Dr. Rudolph E. K. Winter
Room B315j Benton Hall
Phone 516-5337
The chemistry of naturally occurring substances has long been an important part of Organic Chemistry, but in recent years there has been a renewed interest in natural product research. This revival has been stimulated not only by new instrumental methods for identification and structure determination and development of innovative separation/isolation techniques, but is also the result of new perspectives for such research derived from better understandings of the associated Biology. Professor Winter's research involves organic and bioorganic chemistry of plant metabolites, particularly terpenes. Projects include isolation and identification of novel biologically significant compounds, synthesis and chemical transformation among structurally related classes and biosynthesis and chemical ecology of plant materials. Several currently active projects are described below.

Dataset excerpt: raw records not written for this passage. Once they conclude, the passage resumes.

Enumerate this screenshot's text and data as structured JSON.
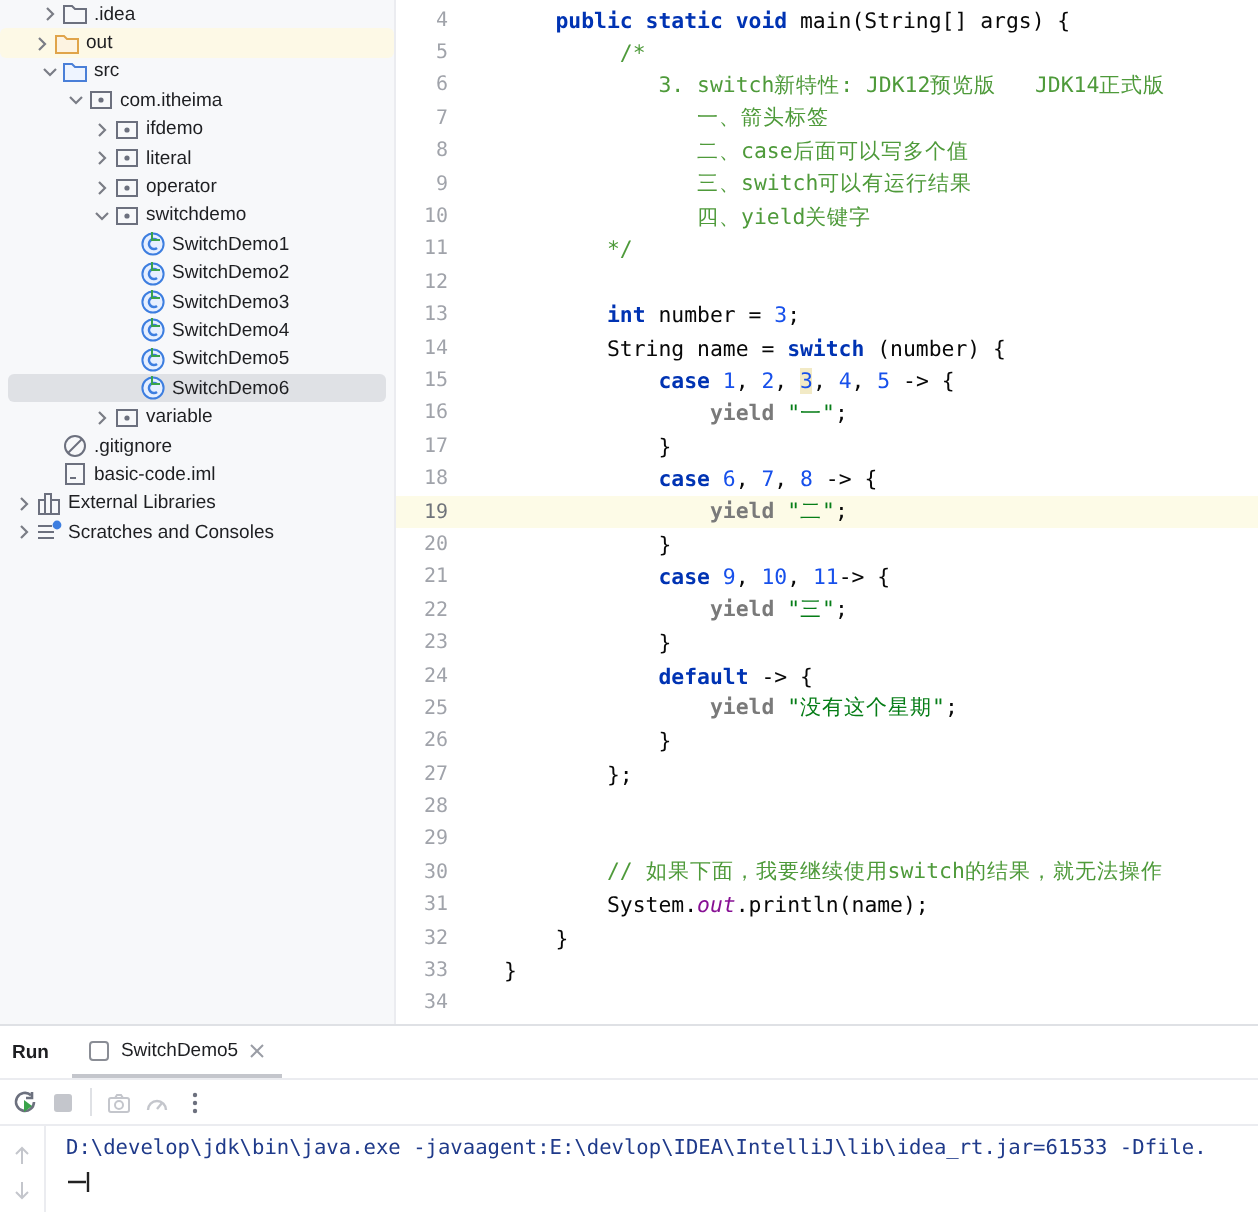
{
  "project_tree": {
    "project_children": [
      {
        "label": ".idea",
        "kind": "folder",
        "expanded": false,
        "selected": false
      },
      {
        "label": "out",
        "kind": "excluded-folder",
        "expanded": false,
        "selected": false
      },
      {
        "label": "src",
        "kind": "source-folder",
        "expanded": true,
        "selected": false,
        "children": [
          {
            "label": "com.itheima",
            "kind": "package",
            "expanded": true,
            "selected": false,
            "children": [
              {
                "label": "ifdemo",
                "kind": "package",
                "expanded": false,
                "selected": false
              },
              {
                "label": "literal",
                "kind": "package",
                "expanded": false,
                "selected": false
              },
              {
                "label": "operator",
                "kind": "package",
                "expanded": false,
                "selected": false
              },
              {
                "label": "switchdemo",
                "kind": "package",
                "expanded": true,
                "selected": false,
                "children": [
                  {
                    "label": "SwitchDemo1",
                    "kind": "class",
                    "selected": false
                  },
                  {
                    "label": "SwitchDemo2",
                    "kind": "class",
                    "selected": false
                  },
                  {
                    "label": "SwitchDemo3",
                    "kind": "class",
                    "selected": false
                  },
                  {
                    "label": "SwitchDemo4",
                    "kind": "class",
                    "selected": false
                  },
                  {
                    "label": "SwitchDemo5",
                    "kind": "class",
                    "selected": false
                  },
                  {
                    "label": "SwitchDemo6",
                    "kind": "class",
                    "selected": true
                  }
                ]
              },
              {
                "label": "variable",
                "kind": "package",
                "expanded": false,
                "selected": false
              }
            ]
          }
        ]
      },
      {
        "label": ".gitignore",
        "kind": "ignore-file",
        "selected": false
      },
      {
        "label": "basic-code.iml",
        "kind": "module-file",
        "selected": false
      }
    ],
    "roots": [
      {
        "label": "External Libraries",
        "kind": "libraries",
        "expanded": false,
        "selected": false
      },
      {
        "label": "Scratches and Consoles",
        "kind": "scratches",
        "expanded": false,
        "selected": false
      }
    ]
  },
  "editor": {
    "lines": [
      {
        "number": "4",
        "current": false,
        "tokens": [
          {
            "kind": "keyword",
            "text": "    public static void"
          },
          {
            "kind": "plain",
            "text": " main(String[] args) {"
          }
        ]
      },
      {
        "number": "5",
        "current": false,
        "tokens": [
          {
            "kind": "comment",
            "text": "         /*"
          }
        ]
      },
      {
        "number": "6",
        "current": false,
        "tokens": [
          {
            "kind": "comment",
            "text": "            3. switch新特性: JDK12预览版   JDK14正式版"
          }
        ]
      },
      {
        "number": "7",
        "current": false,
        "tokens": [
          {
            "kind": "comment",
            "text": "               一、箭头标签"
          }
        ]
      },
      {
        "number": "8",
        "current": false,
        "tokens": [
          {
            "kind": "comment",
            "text": "               二、case后面可以写多个值"
          }
        ]
      },
      {
        "number": "9",
        "current": false,
        "tokens": [
          {
            "kind": "comment",
            "text": "               三、switch可以有运行结果"
          }
        ]
      },
      {
        "number": "10",
        "current": false,
        "tokens": [
          {
            "kind": "comment",
            "text": "               四、yield关键字"
          }
        ]
      },
      {
        "number": "11",
        "current": false,
        "tokens": [
          {
            "kind": "comment",
            "text": "        */"
          }
        ]
      },
      {
        "number": "12",
        "current": false
      },
      {
        "number": "13",
        "current": false,
        "tokens": [
          {
            "kind": "keyword",
            "text": "        int"
          },
          {
            "kind": "plain",
            "text": " number = "
          },
          {
            "kind": "number",
            "text": "3"
          },
          {
            "kind": "plain",
            "text": ";"
          }
        ]
      },
      {
        "number": "14",
        "current": false,
        "tokens": [
          {
            "kind": "plain",
            "text": "        String name = "
          },
          {
            "kind": "keyword",
            "text": "switch"
          },
          {
            "kind": "plain",
            "text": " (number) {"
          }
        ]
      },
      {
        "number": "15",
        "current": false,
        "tokens": [
          {
            "kind": "keyword",
            "text": "            case "
          },
          {
            "kind": "number",
            "text": "1"
          },
          {
            "kind": "plain",
            "text": ", "
          },
          {
            "kind": "number",
            "text": "2"
          },
          {
            "kind": "plain",
            "text": ", "
          },
          {
            "kind": "caret-number",
            "text": "3"
          },
          {
            "kind": "plain",
            "text": ", "
          },
          {
            "kind": "number",
            "text": "4"
          },
          {
            "kind": "plain",
            "text": ", "
          },
          {
            "kind": "number",
            "text": "5"
          },
          {
            "kind": "plain",
            "text": " -> {"
          }
        ]
      },
      {
        "number": "16",
        "current": false,
        "tokens": [
          {
            "kind": "yield",
            "text": "                yield "
          },
          {
            "kind": "string",
            "text": "\"一\""
          },
          {
            "kind": "plain",
            "text": ";"
          }
        ]
      },
      {
        "number": "17",
        "current": false,
        "tokens": [
          {
            "kind": "plain",
            "text": "            }"
          }
        ]
      },
      {
        "number": "18",
        "current": false,
        "tokens": [
          {
            "kind": "keyword",
            "text": "            case "
          },
          {
            "kind": "number",
            "text": "6"
          },
          {
            "kind": "plain",
            "text": ", "
          },
          {
            "kind": "number",
            "text": "7"
          },
          {
            "kind": "plain",
            "text": ", "
          },
          {
            "kind": "number",
            "text": "8"
          },
          {
            "kind": "plain",
            "text": " -> {"
          }
        ]
      },
      {
        "number": "19",
        "current": true,
        "tokens": [
          {
            "kind": "yield",
            "text": "                yield "
          },
          {
            "kind": "string",
            "text": "\"二\""
          },
          {
            "kind": "plain",
            "text": ";"
          }
        ]
      },
      {
        "number": "20",
        "current": false,
        "tokens": [
          {
            "kind": "plain",
            "text": "            }"
          }
        ]
      },
      {
        "number": "21",
        "current": false,
        "tokens": [
          {
            "kind": "keyword",
            "text": "            case "
          },
          {
            "kind": "number",
            "text": "9"
          },
          {
            "kind": "plain",
            "text": ", "
          },
          {
            "kind": "number",
            "text": "10"
          },
          {
            "kind": "plain",
            "text": ", "
          },
          {
            "kind": "number",
            "text": "11"
          },
          {
            "kind": "plain",
            "text": "-> {"
          }
        ]
      },
      {
        "number": "22",
        "current": false,
        "tokens": [
          {
            "kind": "yield",
            "text": "                yield "
          },
          {
            "kind": "string",
            "text": "\"三\""
          },
          {
            "kind": "plain",
            "text": ";"
          }
        ]
      },
      {
        "number": "23",
        "current": false,
        "tokens": [
          {
            "kind": "plain",
            "text": "            }"
          }
        ]
      },
      {
        "number": "24",
        "current": false,
        "tokens": [
          {
            "kind": "keyword",
            "text": "            default"
          },
          {
            "kind": "plain",
            "text": " -> {"
          }
        ]
      },
      {
        "number": "25",
        "current": false,
        "tokens": [
          {
            "kind": "yield",
            "text": "                yield "
          },
          {
            "kind": "string",
            "text": "\"没有这个星期\""
          },
          {
            "kind": "plain",
            "text": ";"
          }
        ]
      },
      {
        "number": "26",
        "current": false,
        "tokens": [
          {
            "kind": "plain",
            "text": "            }"
          }
        ]
      },
      {
        "number": "27",
        "current": false,
        "tokens": [
          {
            "kind": "plain",
            "text": "        };"
          }
        ]
      },
      {
        "number": "28",
        "current": false
      },
      {
        "number": "29",
        "current": false
      },
      {
        "number": "30",
        "current": false,
        "tokens": [
          {
            "kind": "line-comment",
            "text": "        // 如果下面，我要继续使用switch的结果，就无法操作"
          }
        ]
      },
      {
        "number": "31",
        "current": false,
        "tokens": [
          {
            "kind": "plain",
            "text": "        System."
          },
          {
            "kind": "field",
            "text": "out"
          },
          {
            "kind": "plain",
            "text": ".println(name);"
          }
        ]
      },
      {
        "number": "32",
        "current": false,
        "tokens": [
          {
            "kind": "plain",
            "text": "    }"
          }
        ]
      },
      {
        "number": "33",
        "current": false,
        "tokens": [
          {
            "kind": "plain",
            "text": "}"
          }
        ]
      },
      {
        "number": "34",
        "current": false
      }
    ]
  },
  "run_panel": {
    "title": "Run",
    "tabs": [
      {
        "label": "SwitchDemo5",
        "selected": true
      }
    ],
    "console_lines": [
      "D:\\develop\\jdk\\bin\\java.exe -javaagent:E:\\devlop\\IDEA\\IntelliJ\\lib\\idea_rt.jar=61533 -Dfile."
    ]
  }
}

Stereocontrolled Transformation of Farnesol Derivatives to Cyclic and Bicyclic Sesquiterpenes - Regio- and stereochemical control in the cyclization of acyclic terpenoids remains a major challenge for the synthetic chemist. Recently, we have effected cyclication of an allene-containing farnesol derivative, producing thereby a ten-membered carbocycle characteristic of germacrane type sesquiterpenes. Current efforts are directed at investigating stereochemical aspects of this reaction and effecting transannular reactions to produce guaiane- and eudesmane-types.
Biodirected Isolation of Novel Compounds from Gouania Iupuloides (Jamaican chawstick) - Extracts of this neotropical vine show antimicrobial activity against a number of oral microorganisms associated with periodontal diseases. This project is directed toward compounds of potential value in dental medicine, and of particular interest are several novel minor triterpenoids which are structurally related to ceanothic acid a long known triterpene tricarbocyclic acid. Our present efforts are aimed at a semi-syntheses of these materials exploiting Ceanothus americanus (common red root) as a source of ceanothic acid.
Oxidative Transformation of Guaiol - Oxidations of this readily available sesquiterpene alcohol are being reinvestigated with the aim of producing functionalities commonly found in more highly oxidized plant natural products. Present emphasis is on guaiol-derived epoxides and hydroperoxides and study of their intramolecular reactions as methods for controlling the positions of oxidation.
Dr. Zhi Xu
Room B434 Benton Hall
Phone: 516-5328
The undergraduate study in my research lab consists of the following two projects:
(1) Determination of molecular orientation at air-solid interfaces using UV-Vis absorption and fluorescence emission spectroscopy. The purpose of this project is to provide a fundamental understanding of the interactions of organic molecules with solid substrates, and to establish a reliable and independent method for the determination of the molecular orientation at air-solid interfaces. This research project has very close connection with our on going experimental study of solid-liquid interfacial chemistry using sum-frequency generation (SFG) spectroscopy.
(2) Detection of trace amount organic and inorganic chemicals using pulse laser and time gating technique. Time gating detection technique is the most sensitive detection technique available today, with which the detection of single molecule is possible. The goal of this is to explore the potential applications of this new technique in environmental chemistry and trace analysis.
This figure shows the comparison of the experimental result and the theoretical calculation. The tilting angle for this particular molecule, Rhodamine-6G, is about 62° from the surface normal.